Iba a decírselo cuando se detuvo: "Oye, mamá: ¿cuántos
años crees que viviré?"
Me sorprendió que un chamaco de catorce años
me saliera con algo así. Le contesté: "Muchos, si te cuidas
y no haces locuras". "Ojalá te equivoques: no quiero llegar a viejo
y que me suceda lo que a mis abuelos." "No digas esas cosas. Además,
sólo Dios sabe..." "No es justo. Uno también debería
saber". Cambié de tema y le pregunté si pensaba escribirle
a Divina. "No tiene caso. Hay otras chavas". No lo oí muy convencido
y me preocupé.
En la terapia nos dijeron que debemos tener mucho cuidado
con los hijos adolescentes. A esa edad pueden inducirlos a la drogadicción
o al suicidio las decepciones amorosas, los problemas familiares y hasta
los escolares. A mi hijo le cayeron todos estos problemas encima. Divina,
su amiga de toda la vida, se fue a vivir con su hermana a Los Angeles.

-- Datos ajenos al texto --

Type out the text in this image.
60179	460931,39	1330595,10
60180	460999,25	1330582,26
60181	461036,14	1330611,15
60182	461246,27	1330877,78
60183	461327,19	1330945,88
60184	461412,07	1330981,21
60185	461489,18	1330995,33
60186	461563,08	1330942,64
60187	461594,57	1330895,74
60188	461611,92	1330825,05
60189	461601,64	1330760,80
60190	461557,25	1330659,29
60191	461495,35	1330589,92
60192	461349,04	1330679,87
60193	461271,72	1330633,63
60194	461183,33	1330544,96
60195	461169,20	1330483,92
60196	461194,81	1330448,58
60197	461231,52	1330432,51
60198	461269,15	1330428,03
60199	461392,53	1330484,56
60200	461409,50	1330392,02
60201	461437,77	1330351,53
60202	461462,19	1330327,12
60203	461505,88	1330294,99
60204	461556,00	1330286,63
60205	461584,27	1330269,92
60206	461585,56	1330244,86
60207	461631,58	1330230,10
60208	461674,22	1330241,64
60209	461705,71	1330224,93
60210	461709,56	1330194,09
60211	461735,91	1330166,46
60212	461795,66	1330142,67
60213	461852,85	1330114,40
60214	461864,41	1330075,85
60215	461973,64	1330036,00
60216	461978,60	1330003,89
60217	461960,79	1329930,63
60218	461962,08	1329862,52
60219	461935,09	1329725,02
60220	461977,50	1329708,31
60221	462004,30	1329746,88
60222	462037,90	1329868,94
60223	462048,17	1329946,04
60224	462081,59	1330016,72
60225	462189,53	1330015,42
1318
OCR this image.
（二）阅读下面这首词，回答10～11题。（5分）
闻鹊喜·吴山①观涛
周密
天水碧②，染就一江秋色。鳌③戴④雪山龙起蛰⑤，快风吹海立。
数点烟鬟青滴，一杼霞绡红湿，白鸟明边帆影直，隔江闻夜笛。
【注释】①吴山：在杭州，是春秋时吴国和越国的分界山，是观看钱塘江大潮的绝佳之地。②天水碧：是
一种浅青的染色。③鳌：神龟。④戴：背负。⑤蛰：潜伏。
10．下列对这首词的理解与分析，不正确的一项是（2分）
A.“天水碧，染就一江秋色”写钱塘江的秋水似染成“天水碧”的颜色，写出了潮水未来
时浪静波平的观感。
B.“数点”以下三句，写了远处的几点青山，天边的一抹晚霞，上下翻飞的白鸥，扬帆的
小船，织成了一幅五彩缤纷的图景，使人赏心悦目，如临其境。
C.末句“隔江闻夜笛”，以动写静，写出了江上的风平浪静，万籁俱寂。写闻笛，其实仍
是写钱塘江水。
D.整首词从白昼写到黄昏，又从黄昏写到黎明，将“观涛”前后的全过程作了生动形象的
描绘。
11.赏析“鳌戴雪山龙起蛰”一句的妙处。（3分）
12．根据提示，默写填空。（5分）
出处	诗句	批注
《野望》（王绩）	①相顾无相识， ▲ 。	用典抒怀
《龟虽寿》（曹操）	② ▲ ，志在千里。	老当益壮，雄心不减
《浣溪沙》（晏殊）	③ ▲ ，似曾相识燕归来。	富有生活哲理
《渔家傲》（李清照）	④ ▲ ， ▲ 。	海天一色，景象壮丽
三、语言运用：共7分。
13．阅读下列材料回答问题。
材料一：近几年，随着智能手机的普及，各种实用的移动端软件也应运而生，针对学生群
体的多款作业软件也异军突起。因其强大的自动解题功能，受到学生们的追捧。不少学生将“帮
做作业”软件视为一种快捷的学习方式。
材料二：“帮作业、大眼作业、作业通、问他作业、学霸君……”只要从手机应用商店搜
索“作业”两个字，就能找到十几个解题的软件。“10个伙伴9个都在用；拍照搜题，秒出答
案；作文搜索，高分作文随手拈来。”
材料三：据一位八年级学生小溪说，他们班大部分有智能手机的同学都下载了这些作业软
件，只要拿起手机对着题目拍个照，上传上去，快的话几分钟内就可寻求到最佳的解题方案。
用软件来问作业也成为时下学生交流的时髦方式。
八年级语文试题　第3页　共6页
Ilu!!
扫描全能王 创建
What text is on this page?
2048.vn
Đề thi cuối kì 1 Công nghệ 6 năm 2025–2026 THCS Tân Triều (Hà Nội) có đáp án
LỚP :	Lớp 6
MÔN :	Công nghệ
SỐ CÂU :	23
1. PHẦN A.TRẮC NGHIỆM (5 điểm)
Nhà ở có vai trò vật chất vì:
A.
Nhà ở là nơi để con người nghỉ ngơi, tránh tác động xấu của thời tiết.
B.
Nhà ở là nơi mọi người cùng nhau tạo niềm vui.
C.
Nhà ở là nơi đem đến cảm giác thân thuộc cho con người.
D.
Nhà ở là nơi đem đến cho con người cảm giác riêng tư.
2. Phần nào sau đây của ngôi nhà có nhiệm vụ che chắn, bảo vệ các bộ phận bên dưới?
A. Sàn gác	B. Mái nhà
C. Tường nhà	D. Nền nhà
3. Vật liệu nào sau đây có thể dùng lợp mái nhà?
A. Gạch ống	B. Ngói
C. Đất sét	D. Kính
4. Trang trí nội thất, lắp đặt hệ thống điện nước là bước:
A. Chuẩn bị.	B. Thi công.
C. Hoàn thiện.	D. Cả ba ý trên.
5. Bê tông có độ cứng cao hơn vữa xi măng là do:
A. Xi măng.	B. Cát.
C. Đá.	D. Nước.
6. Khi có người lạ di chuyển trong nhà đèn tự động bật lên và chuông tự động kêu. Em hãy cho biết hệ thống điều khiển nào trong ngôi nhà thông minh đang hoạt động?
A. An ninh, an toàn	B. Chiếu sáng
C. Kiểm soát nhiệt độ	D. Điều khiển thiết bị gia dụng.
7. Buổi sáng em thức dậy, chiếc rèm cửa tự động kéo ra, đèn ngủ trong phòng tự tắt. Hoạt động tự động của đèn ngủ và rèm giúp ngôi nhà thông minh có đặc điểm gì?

Sergio dice que no le importa, pero se ve que lo afectó mucho. Ya
vi las primeras consecuencias: sus calificaciones están para llorar
y son muchas las faltas a sus entrenamientos de karate.
Es verdad que los problemas nunca llegan solos. En tantos
años de casados, es la primera vez que Ignacio y yo tuvimos problemas
y no por culpa suya o mía, sino por la ocurrencia de mis suegros:
dejar la casa para irse a vivir al Distrito Federal. "¿Por qué?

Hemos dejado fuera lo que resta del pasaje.